La grève contre la hausse du prix du carburant, déclenchée hier, mercredi 04 juillet 2018, par l’inter centrale CNTG-USTG est largement suivie dans la préfecture de Télimélé, notamment dans le secteur des transports. Une situation qui pénalise aussi bien les automobilistes que les citoyens, a constaté le correspondant de Guineematin.com basé à Hôré Loubha.

Selon Alpha Alimou Diallo, secrétaire général du syndicat préfectoral des transporteurs et mécanique générale, « la grève est largement suivie dans la préfecture Télimélé. Nous soutenons à 100℅ le mot d’ordre de grève lancé par notre hiérarchie. Tant qu’on nous demande d’observer la grève, nous sommes prêts, parce que c’est une lutte noble ».

Dans la commune urbaine, chauffeurs et passagers sont dans une souffrance aiguë suite à cette grève lancée depuis hier. Pendant toute la journée de ce jeudi, plusieurs véhicules venant du Sénégal, des préfectures limitrophes de Télimélé et des sous-préfectures de Télimélé sont stationnés à la gare routière.

Pour Diallo Mamadou Saliou, chauffeur de la ligne Conakry-Télimélé, « ce que je vois ici actuellement là, ça nous fait mal. Notre travail est bloqué. On a quitté Conakry, même si nous voulons rentrer chez nous on ne peut pas. Il y’a des passagers avec nous qui souffrent, ils veulent rentrer, mais impossible. Il n’y a pas de passage, ils n’ont pas de moyens, même le manger, ils gagnent difficilement. C’est nous qui leur venons en aide. Le gouvernement avait dit à un moment donné, même si le prix du carburant monte au niveau international, lui il ne va pas augmenter. Mais là… »

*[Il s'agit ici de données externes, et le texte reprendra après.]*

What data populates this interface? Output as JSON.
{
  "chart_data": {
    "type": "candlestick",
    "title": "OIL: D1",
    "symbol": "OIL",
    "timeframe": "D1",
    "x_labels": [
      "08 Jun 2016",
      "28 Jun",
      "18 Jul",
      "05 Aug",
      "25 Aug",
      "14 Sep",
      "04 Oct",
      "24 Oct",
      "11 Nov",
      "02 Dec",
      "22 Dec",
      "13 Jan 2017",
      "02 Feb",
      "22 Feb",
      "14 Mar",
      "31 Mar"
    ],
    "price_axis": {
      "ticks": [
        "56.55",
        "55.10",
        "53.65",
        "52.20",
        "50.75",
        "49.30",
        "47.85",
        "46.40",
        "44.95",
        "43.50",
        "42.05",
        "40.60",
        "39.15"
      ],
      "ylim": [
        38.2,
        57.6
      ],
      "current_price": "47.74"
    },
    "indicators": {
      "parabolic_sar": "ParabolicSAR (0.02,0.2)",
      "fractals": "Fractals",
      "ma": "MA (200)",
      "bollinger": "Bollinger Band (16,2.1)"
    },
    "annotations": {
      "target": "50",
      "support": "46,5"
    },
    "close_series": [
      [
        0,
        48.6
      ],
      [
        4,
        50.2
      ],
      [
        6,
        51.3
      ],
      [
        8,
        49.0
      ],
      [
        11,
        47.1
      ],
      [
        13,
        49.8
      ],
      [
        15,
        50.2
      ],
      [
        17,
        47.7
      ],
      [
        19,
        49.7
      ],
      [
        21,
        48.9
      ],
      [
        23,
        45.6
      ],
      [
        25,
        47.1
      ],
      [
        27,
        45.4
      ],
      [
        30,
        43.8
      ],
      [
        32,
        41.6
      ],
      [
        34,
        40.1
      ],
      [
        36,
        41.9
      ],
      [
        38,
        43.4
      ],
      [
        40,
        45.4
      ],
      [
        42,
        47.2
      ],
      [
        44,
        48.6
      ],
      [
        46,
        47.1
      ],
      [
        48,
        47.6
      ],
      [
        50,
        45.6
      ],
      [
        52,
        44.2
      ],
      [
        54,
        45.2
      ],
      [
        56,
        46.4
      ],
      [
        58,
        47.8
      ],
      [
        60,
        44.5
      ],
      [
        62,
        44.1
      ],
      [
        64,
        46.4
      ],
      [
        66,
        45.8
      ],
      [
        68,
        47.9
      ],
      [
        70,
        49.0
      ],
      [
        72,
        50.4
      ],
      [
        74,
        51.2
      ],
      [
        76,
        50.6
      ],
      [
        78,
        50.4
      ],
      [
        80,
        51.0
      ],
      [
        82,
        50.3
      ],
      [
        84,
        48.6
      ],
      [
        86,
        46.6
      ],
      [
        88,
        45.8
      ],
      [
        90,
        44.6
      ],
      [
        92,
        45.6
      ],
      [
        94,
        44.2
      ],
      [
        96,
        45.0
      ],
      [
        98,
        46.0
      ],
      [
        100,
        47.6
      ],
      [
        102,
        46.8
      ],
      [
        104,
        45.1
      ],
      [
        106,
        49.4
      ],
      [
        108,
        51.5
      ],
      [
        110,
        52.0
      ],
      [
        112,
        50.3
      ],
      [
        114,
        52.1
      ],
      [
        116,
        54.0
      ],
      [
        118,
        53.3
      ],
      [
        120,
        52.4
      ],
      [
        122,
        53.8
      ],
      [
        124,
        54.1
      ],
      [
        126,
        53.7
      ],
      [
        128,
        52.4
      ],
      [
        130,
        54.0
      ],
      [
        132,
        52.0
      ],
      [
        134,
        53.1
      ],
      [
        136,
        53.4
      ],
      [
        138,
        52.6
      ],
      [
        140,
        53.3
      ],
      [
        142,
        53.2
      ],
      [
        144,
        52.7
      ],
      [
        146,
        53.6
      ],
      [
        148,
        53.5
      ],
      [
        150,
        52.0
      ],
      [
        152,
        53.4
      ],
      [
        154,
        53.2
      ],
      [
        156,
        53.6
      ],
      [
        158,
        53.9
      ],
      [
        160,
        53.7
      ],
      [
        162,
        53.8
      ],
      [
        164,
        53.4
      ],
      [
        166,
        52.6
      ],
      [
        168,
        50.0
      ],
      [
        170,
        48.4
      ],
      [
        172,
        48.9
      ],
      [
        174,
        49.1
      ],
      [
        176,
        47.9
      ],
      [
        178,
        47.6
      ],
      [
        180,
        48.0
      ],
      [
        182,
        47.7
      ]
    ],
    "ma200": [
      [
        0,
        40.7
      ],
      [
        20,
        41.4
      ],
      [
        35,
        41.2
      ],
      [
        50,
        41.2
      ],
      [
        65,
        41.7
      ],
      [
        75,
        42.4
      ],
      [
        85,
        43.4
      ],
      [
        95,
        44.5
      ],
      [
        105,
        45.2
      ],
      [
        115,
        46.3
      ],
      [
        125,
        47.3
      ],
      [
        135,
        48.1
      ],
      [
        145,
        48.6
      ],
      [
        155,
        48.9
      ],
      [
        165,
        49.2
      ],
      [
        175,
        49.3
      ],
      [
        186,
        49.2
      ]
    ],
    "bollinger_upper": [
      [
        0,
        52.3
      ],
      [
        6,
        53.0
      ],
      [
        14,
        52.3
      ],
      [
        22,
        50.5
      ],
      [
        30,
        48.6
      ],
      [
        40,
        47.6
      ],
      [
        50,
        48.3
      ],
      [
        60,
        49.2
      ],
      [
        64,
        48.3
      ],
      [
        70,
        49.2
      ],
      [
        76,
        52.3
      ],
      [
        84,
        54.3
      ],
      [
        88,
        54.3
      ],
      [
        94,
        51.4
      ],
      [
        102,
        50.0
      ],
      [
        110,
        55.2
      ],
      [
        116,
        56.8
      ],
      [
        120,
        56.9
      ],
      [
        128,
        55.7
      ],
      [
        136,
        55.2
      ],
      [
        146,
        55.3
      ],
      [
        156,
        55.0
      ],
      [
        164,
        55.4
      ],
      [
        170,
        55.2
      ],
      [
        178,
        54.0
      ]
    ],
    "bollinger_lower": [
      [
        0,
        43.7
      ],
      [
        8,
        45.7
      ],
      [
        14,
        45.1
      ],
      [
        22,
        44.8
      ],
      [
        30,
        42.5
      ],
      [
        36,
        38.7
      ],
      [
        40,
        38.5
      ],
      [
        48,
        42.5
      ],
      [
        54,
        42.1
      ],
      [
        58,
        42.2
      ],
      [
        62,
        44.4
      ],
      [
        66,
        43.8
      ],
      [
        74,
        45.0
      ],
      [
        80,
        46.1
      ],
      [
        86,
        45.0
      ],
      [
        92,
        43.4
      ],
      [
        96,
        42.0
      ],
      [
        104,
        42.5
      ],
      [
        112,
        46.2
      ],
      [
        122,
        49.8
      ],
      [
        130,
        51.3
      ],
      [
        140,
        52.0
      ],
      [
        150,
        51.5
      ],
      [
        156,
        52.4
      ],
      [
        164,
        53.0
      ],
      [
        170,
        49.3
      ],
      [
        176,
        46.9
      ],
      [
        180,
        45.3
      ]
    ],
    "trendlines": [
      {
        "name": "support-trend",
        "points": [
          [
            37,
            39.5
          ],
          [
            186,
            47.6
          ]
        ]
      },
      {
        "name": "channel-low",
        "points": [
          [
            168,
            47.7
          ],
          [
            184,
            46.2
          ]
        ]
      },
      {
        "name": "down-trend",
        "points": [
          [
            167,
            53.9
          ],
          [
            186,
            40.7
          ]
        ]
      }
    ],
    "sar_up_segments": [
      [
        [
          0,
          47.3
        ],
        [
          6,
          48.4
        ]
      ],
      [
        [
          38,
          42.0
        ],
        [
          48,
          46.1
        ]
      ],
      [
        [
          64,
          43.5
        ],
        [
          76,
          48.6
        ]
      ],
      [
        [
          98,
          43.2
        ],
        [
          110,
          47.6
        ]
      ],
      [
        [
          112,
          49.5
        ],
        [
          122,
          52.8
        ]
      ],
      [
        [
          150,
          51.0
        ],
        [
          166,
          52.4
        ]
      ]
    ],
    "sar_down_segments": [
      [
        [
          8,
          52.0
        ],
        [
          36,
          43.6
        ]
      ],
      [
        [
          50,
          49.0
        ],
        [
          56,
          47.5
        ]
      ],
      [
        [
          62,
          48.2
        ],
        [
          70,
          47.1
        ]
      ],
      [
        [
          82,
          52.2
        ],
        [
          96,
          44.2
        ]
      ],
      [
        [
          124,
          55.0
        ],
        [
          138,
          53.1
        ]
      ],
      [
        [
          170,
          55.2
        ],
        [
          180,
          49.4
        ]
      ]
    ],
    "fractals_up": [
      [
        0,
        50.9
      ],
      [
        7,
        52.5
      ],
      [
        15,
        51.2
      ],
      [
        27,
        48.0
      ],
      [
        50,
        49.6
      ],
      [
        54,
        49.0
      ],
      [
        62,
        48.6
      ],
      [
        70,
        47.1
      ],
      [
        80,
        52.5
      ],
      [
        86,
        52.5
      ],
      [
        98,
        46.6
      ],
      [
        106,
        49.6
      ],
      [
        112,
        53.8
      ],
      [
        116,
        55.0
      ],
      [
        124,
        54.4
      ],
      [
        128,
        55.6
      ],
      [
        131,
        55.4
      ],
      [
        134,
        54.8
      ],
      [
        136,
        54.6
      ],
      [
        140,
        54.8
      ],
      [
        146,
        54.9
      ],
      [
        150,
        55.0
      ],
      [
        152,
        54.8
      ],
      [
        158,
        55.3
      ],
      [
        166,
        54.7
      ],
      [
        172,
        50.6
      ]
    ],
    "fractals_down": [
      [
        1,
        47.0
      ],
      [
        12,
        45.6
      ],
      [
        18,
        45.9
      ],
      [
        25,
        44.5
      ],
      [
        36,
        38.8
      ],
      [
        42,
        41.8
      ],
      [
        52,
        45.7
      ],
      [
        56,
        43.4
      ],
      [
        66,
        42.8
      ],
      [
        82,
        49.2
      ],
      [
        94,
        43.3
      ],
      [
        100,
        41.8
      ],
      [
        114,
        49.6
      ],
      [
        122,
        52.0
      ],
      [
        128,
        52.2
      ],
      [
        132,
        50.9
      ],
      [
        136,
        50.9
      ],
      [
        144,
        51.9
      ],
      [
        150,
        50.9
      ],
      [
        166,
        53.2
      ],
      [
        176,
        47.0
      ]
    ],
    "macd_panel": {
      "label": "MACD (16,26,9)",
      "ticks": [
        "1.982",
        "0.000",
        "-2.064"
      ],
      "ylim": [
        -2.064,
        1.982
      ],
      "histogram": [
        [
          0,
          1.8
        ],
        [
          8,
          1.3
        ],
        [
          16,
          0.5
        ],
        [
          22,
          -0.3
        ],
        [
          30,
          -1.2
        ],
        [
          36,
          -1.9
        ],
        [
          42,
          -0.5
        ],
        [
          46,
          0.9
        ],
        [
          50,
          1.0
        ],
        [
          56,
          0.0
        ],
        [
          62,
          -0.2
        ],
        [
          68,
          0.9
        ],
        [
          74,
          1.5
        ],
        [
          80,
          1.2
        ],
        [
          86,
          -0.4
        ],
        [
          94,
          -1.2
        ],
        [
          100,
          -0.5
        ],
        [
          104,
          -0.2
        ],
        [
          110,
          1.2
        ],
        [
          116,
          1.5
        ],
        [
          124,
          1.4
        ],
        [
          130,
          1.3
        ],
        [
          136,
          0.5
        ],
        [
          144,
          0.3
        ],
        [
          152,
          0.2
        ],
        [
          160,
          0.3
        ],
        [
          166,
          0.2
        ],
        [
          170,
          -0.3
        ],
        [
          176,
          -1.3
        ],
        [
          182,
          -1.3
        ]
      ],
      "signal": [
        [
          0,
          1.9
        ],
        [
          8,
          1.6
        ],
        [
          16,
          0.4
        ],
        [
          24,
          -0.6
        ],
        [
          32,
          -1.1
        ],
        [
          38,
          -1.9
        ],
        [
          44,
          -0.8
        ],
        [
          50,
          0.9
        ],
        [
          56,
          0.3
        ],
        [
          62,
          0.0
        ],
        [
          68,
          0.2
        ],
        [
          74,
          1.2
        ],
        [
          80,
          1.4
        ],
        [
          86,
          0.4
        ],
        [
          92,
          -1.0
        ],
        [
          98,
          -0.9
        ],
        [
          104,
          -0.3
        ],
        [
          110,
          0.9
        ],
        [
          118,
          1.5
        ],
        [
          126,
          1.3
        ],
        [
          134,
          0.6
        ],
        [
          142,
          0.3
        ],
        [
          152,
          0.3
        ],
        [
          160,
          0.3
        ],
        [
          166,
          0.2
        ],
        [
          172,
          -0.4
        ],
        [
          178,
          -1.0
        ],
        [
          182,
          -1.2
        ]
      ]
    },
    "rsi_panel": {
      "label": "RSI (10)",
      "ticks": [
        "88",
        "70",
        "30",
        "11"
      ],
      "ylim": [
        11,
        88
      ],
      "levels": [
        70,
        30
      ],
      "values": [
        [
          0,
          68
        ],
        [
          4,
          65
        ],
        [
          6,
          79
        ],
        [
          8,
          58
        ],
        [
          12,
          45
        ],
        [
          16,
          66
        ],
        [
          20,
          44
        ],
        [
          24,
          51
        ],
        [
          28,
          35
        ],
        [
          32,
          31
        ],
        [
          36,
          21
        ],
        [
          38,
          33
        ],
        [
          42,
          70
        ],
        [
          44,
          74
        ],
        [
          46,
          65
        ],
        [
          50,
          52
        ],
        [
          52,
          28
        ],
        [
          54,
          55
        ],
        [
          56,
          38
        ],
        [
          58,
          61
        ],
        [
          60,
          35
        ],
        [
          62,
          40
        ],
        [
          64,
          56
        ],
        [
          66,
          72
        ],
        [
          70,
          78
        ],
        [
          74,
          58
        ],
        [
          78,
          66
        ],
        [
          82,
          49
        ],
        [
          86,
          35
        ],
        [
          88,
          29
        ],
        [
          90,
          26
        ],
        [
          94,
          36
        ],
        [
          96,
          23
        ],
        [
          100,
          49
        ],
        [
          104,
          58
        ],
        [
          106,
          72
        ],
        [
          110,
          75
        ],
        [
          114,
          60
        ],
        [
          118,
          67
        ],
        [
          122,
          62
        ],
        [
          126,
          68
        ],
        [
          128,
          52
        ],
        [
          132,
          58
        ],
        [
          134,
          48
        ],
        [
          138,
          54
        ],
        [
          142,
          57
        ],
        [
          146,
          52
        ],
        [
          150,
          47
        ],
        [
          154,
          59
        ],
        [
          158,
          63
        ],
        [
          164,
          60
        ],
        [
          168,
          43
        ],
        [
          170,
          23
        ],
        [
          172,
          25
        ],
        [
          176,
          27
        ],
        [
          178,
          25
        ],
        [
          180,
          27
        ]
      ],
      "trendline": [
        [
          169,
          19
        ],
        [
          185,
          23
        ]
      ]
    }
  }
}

De son côté, madame Fatou Bangoura, marchande de son état, est dans une souffrance totale. Les fruits qu’elle doit embarquer pour Kamsar en ont pris un sérieux coup. Elle demande de l’aide. « Je risque de perdre beaucoup d’argent. J’ai acheté des avocats que je dois envoyer à Kamsar pour revendre. En ce moment, mes fruits se trouvent dans un état critique à Sogoroya, sous-préfecture de Sarékaly. Je voudrais vraiment qu’on nous autorise de transporter nos marchandises, comme ce sont des produits qui pourrissent vite ».

Pour sa part, Boubacar Bah, chef de la ligne Télimélé-Conakry, demande au gouvernement de revenir à l’ancien prix, c’est à dire 8 000 francs guinéens comme prix du litre d’essence à la pompe.